Russna Kaur: it is not easy to find a dark place when the sky seems four times greater
Russna Kaur’s creative process often begins with writing, rearranging words on a page much in the same way she manipulates paint on a surface. Working between digital sketches and physical media, Kaur combines multiple paintings to create large-scale modular compositions. Rather than approaching painting as a fixed, singular object, Kaur’s works are unbound, expansive and adaptable.
Event/Exhibition meta autogenerated block.
November 4, 2022
Kaur’s formal approach reflects her ideas about painting as a way of observing the world. She uses colour to variously conceal or reveal, line to connect or sever relationships within a composition, and texture to unite otherwise contradictory surfaces.
For her project at Remai Modern, it is not easy to find a dark place when the sky seems four times greater, Kaur extends her painting onto the museum wall. Located in the Level 2 elevator alcove, the painting breaks through the frame and challenges the restriction presented by the edge of the canvas.
Moving between minor details and broad views, Kaur’s multilayered works are embedded with diverse references including the spectacle of amusement parks, flea markets and religious spaces—sites of overstimulation, observance and illusion. Growing up as the eldest daughter in a Punjabi household, her study of biology, work in the Indian wedding industry and commercial surface and textile design also influenced her way of looking and making. Kaur describes her paintings as “abstractions of real life, exploring how a surface can reveal a narrative that addresses complex personal and cultural histories.”
The annual RBC Emerging Artist Series provides funding to support an emerging artist at Remai Modern.
Celebrate the launch of the exhibition with an artist talk from Russna Kaur on November 3, 7 PM.

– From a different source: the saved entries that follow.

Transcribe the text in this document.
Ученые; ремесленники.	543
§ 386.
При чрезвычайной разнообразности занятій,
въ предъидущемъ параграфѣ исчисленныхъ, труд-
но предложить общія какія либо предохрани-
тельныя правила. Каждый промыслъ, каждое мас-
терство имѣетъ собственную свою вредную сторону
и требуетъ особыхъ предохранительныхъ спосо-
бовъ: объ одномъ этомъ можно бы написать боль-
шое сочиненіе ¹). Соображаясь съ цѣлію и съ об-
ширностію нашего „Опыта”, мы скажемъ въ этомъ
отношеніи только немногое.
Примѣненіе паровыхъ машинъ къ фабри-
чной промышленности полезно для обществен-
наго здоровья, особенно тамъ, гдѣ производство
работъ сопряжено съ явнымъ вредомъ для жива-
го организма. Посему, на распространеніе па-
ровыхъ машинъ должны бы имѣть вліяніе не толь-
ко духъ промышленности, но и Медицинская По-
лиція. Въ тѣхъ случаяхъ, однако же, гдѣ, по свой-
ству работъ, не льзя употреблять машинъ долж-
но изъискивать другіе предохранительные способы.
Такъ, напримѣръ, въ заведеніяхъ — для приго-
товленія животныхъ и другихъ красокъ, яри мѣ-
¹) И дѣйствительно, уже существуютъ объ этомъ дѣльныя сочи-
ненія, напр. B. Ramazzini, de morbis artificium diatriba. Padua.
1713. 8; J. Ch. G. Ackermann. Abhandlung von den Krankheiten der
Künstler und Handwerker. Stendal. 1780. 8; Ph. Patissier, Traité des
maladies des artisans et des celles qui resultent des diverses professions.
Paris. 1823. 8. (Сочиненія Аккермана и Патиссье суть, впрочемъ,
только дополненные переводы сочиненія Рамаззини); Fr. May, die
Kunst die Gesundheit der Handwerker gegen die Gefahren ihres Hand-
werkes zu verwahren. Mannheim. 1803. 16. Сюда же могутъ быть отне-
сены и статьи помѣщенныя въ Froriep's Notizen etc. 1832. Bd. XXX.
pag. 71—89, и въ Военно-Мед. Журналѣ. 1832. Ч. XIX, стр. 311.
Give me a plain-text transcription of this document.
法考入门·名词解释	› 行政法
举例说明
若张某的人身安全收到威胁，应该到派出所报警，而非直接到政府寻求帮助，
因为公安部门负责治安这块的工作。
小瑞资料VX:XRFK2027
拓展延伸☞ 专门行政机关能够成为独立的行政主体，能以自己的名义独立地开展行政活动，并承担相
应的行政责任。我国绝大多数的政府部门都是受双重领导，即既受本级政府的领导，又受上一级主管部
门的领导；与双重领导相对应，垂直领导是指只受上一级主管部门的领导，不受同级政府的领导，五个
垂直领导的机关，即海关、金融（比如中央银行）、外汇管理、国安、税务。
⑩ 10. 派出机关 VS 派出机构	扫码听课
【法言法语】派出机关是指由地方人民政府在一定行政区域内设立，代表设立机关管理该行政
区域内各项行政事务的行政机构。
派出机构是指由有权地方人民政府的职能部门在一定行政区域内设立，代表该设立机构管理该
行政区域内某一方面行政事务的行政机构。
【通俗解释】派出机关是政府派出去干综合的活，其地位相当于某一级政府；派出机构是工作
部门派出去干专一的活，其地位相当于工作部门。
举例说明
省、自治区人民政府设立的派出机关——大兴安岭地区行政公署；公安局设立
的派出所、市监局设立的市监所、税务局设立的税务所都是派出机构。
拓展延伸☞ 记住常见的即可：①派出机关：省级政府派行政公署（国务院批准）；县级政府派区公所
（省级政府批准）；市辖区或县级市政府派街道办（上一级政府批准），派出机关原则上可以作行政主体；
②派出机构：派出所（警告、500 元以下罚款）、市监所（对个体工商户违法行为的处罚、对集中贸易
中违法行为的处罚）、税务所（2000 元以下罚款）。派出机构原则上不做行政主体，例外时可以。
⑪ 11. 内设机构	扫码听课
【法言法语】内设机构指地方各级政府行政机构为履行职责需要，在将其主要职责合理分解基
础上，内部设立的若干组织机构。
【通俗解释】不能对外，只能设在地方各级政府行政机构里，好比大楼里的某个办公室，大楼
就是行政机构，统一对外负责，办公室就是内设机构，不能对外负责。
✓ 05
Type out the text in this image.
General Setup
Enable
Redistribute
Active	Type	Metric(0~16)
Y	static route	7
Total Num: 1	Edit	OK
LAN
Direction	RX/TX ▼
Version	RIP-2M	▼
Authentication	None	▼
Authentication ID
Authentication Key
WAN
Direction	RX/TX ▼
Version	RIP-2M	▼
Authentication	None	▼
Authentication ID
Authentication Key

Russna Kaur (b. 1991, Brampton ON) is an artist living and working in Vancouver. Kaur is the recipient of the Takao Tanabe Painting Prize (2020) for emerging painters in British Columbia and the IDEA Art Award (2020). She was awarded the Gathie Falk Visual Arts Scholarship (2019), the University Women’s Club of Vancouver Graduate Scholarship (2017), and an Audain Faculty of Art Graduate Teaching Fellowship (2018). She has been an artist-in-residence at the Burrard Arts Foundation (2020) in Vancouver which concluded in a solo exhibition, Suddenly her lips sharpened – it was splendid. Kaur received the Centrum Emerging Artist Residency (2020) in Port Townsend, Washington.
Her work is a part of several collections including the Audain Art Museum, Vancouver Art Gallery and the Surrey Art Gallery. She holds an MFA from Emily Carr University of Art + Design (2019), and a BA (Honours) with a studio specialization from the University of Waterloo (2013).